Pursing his lips, he rose. There wasn't one. There was hardly a plan A after the part where "the virus inhibits the powers of Benjamin Jones and Poppy Tris to make them vulnerable". The just-barely waking viruses would have to do, along with some improvisation and thinking on the spot.
He strode to the incubator, sliding open the panel. S.S Inhibitory Virus shuffled out at his careful prodding and came into the palm of his hand. He pressed his other glove over the top to keep the lid secure and calm the tremors as he carefully stepped towards his station. Then he frantically switched directions to shove his peg foot in the spare boot because a tingling in the back of his mind told him it was too late to hesitate, and the crash of a forcefully knocked-down door outside thundered its agreement moments later. Tobias dragged his peg in its boot desperately across the floor as he shambled as fast as he could, lame-legged, towards his prepped station, petri dish clamped tightly shut between his gloved palms.

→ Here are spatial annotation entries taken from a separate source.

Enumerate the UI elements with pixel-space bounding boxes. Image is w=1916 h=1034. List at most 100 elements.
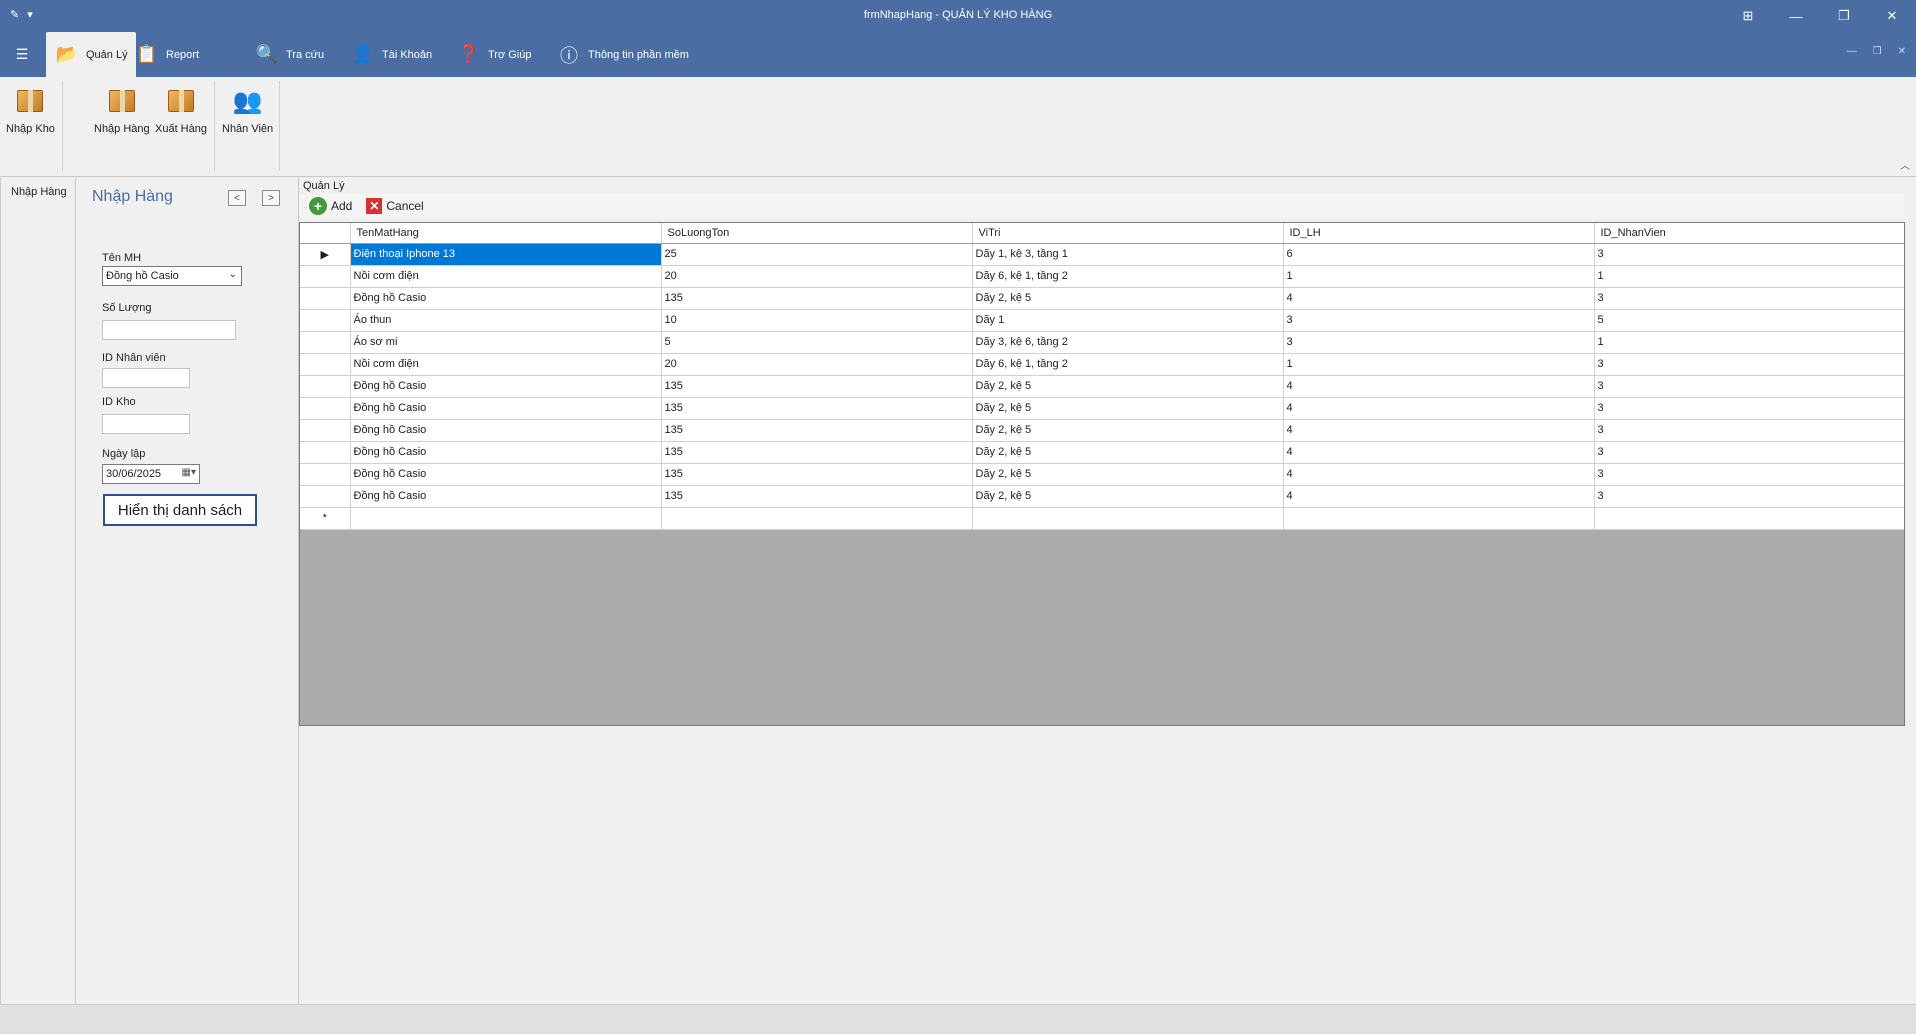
table-cell[interactable]: 3 xyxy=(1594,419,1904,442)
nav-item-nhap-hang[interactable]: Nhập Hàng xyxy=(11,186,67,198)
table-cell[interactable] xyxy=(972,507,1284,530)
table-cell[interactable]: 4 xyxy=(1283,397,1595,420)
table-row[interactable]: Đồng hồ Casio 135 Dãy 2, kệ 5 4 3 xyxy=(300,441,1904,464)
table-cell[interactable]: 3 xyxy=(1594,463,1904,486)
xuat-hang-button[interactable]: Xuất Hàng xyxy=(155,85,207,135)
table-row[interactable]: ▶ Điện thoại Iphone 13 25 Dãy 1, kệ 3, t… xyxy=(300,243,1904,266)
table-cell[interactable]: 1 xyxy=(1283,265,1595,288)
row-header[interactable] xyxy=(300,485,351,508)
table-cell[interactable]: Dãy 1, kệ 3, tầng 1 xyxy=(972,243,1284,266)
table-cell[interactable]: 5 xyxy=(661,331,973,354)
table-cell[interactable]: 10 xyxy=(661,309,973,332)
table-cell[interactable]: 4 xyxy=(1283,463,1595,486)
table-cell[interactable]: Dãy 6, kệ 1, tầng 2 xyxy=(972,265,1284,288)
table-row[interactable]: Nồi cơm điện 20 Dãy 6, kệ 1, tầng 2 1 3 xyxy=(300,353,1904,376)
nav-back-button[interactable]: < xyxy=(228,190,246,206)
row-header[interactable] xyxy=(300,375,351,398)
table-cell[interactable]: Đồng hồ Casio xyxy=(350,441,662,464)
table-cell[interactable]: 6 xyxy=(1283,243,1595,266)
table-cell[interactable] xyxy=(1594,507,1904,530)
close-button[interactable]: ✕ xyxy=(1868,0,1916,32)
column-header[interactable]: ID_NhanVien xyxy=(1594,223,1904,244)
row-header[interactable] xyxy=(300,309,351,332)
table-cell[interactable]: 25 xyxy=(661,243,973,266)
row-header-corner[interactable] xyxy=(300,223,351,244)
app-menu-button[interactable]: ☰ xyxy=(8,44,36,64)
table-cell[interactable]: Dãy 1 xyxy=(972,309,1284,332)
table-cell[interactable]: Đồng hồ Casio xyxy=(350,397,662,420)
table-cell[interactable]: Dãy 2, kệ 5 xyxy=(972,419,1284,442)
nhap-hang-button[interactable]: Nhập Hàng xyxy=(94,85,150,135)
tab-tai-khoan[interactable]: 👤 Tài Khoản xyxy=(342,32,440,77)
table-row[interactable]: Đồng hồ Casio 135 Dãy 2, kệ 5 4 3 xyxy=(300,419,1904,442)
tab-tra-cuu[interactable]: 🔍 Tra cứu xyxy=(246,32,332,77)
current-row-icon[interactable]: ▶ xyxy=(300,243,351,266)
table-cell[interactable]: 20 xyxy=(661,265,973,288)
table-cell[interactable]: 3 xyxy=(1283,331,1595,354)
column-header[interactable]: ID_LH xyxy=(1283,223,1595,244)
table-cell[interactable]: 5 xyxy=(1594,309,1904,332)
table-cell[interactable]: 3 xyxy=(1594,353,1904,376)
column-header[interactable]: TenMatHang xyxy=(350,223,662,244)
ngay-lap-datepicker[interactable]: 30/06/2025 ▦▾ xyxy=(102,464,200,484)
table-row[interactable]: Đồng hồ Casio 135 Dãy 2, kệ 5 4 3 xyxy=(300,463,1904,486)
table-row[interactable]: Áo thun 10 Dãy 1 3 5 xyxy=(300,309,1904,332)
table-cell[interactable]: 4 xyxy=(1283,375,1595,398)
row-header[interactable] xyxy=(300,287,351,310)
table-cell[interactable]: 135 xyxy=(661,485,973,508)
table-cell[interactable]: Áo thun xyxy=(350,309,662,332)
table-cell[interactable]: 3 xyxy=(1594,441,1904,464)
tab-tro-giup[interactable]: ❓ Trợ Giúp xyxy=(448,32,539,77)
row-header[interactable] xyxy=(300,441,351,464)
table-cell[interactable]: 3 xyxy=(1594,397,1904,420)
table-cell[interactable]: 3 xyxy=(1594,485,1904,508)
table-cell[interactable]: Dãy 2, kệ 5 xyxy=(972,441,1284,464)
table-cell[interactable]: 135 xyxy=(661,419,973,442)
nhap-kho-button[interactable]: Nhập Kho xyxy=(6,85,55,135)
cancel-button[interactable]: ✕ Cancel xyxy=(358,198,424,214)
table-cell[interactable]: Áo sơ mi xyxy=(350,331,662,354)
table-row[interactable]: Nồi cơm điện 20 Dãy 6, kệ 1, tầng 2 1 1 xyxy=(300,265,1904,288)
column-header[interactable]: SoLuongTon xyxy=(661,223,973,244)
table-row[interactable]: Đồng hồ Casio 135 Dãy 2, kệ 5 4 3 xyxy=(300,287,1904,310)
table-cell[interactable]: Dãy 2, kệ 5 xyxy=(972,375,1284,398)
table-cell[interactable]: 4 xyxy=(1283,485,1595,508)
table-cell[interactable]: Đồng hồ Casio xyxy=(350,463,662,486)
tab-quan-ly[interactable]: 📂 Quản Lý xyxy=(46,32,136,77)
collapse-ribbon-icon[interactable]: ︿ xyxy=(1900,157,1910,172)
table-cell[interactable]: Dãy 2, kệ 5 xyxy=(972,485,1284,508)
table-cell[interactable]: 4 xyxy=(1283,441,1595,464)
table-cell[interactable]: Điện thoại Iphone 13 xyxy=(350,243,662,266)
new-row[interactable]: * xyxy=(300,507,1904,530)
table-row[interactable]: Đồng hồ Casio 135 Dãy 2, kệ 5 4 3 xyxy=(300,397,1904,420)
table-cell[interactable]: 3 xyxy=(1594,375,1904,398)
data-grid[interactable]: TenMatHang SoLuongTon ViTri ID_LH ID_Nha… xyxy=(299,222,1905,726)
table-row[interactable]: Đồng hồ Casio 135 Dãy 2, kệ 5 4 3 xyxy=(300,485,1904,508)
table-cell[interactable]: Dãy 2, kệ 5 xyxy=(972,287,1284,310)
table-cell[interactable]: 4 xyxy=(1283,419,1595,442)
table-cell[interactable]: 135 xyxy=(661,397,973,420)
table-cell[interactable]: 3 xyxy=(1594,287,1904,310)
nav-forward-button[interactable]: > xyxy=(262,190,280,206)
row-header[interactable] xyxy=(300,331,351,354)
column-header[interactable]: ViTri xyxy=(972,223,1284,244)
table-cell[interactable]: Đồng hồ Casio xyxy=(350,419,662,442)
mdi-minimize-button[interactable]: — xyxy=(1847,46,1857,57)
table-cell[interactable] xyxy=(1283,507,1595,530)
nhan-vien-button[interactable]: 👥 Nhân Viên xyxy=(222,85,273,136)
ten-mh-select[interactable]: Đồng hồ Casio ⌄ xyxy=(102,266,242,286)
table-cell[interactable]: 3 xyxy=(1594,243,1904,266)
table-cell[interactable]: 1 xyxy=(1594,331,1904,354)
row-header[interactable] xyxy=(300,463,351,486)
table-cell[interactable]: Nồi cơm điện xyxy=(350,265,662,288)
table-cell[interactable]: Dãy 6, kệ 1, tầng 2 xyxy=(972,353,1284,376)
show-list-button[interactable]: Hiển thị danh sách xyxy=(103,494,257,526)
minimize-button[interactable]: — xyxy=(1772,0,1820,32)
table-cell[interactable]: 1 xyxy=(1594,265,1904,288)
id-kho-input[interactable] xyxy=(102,414,190,434)
add-button[interactable]: + Add xyxy=(309,197,352,215)
table-cell[interactable]: Dãy 2, kệ 5 xyxy=(972,463,1284,486)
so-luong-input[interactable] xyxy=(102,320,236,340)
table-cell[interactable]: 135 xyxy=(661,463,973,486)
table-cell[interactable] xyxy=(350,507,662,530)
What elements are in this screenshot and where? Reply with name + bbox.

The door from the locker room creaked open and Tobias wildly looked around himself. She could come from anywhere. She could come from anywhere! He pressed the virus dish onto the bench and covered it with a paper towel, spun around in a panic, then indecisively pulled the towel off again, and finally placed it back to keep it safer from the many possible contaminants soon to enter.
The invisible woman prowled in the room.
The invisible Spectre prowled in the room, unscented, unseen, unforeseen, and Dr. MacClain was backed against his workbench with wide eyes and a spinning head, unable to detect from which direction she would strike, or when, or even how. It wasn't the first time that he was made to feel powerless, and it would not be the last.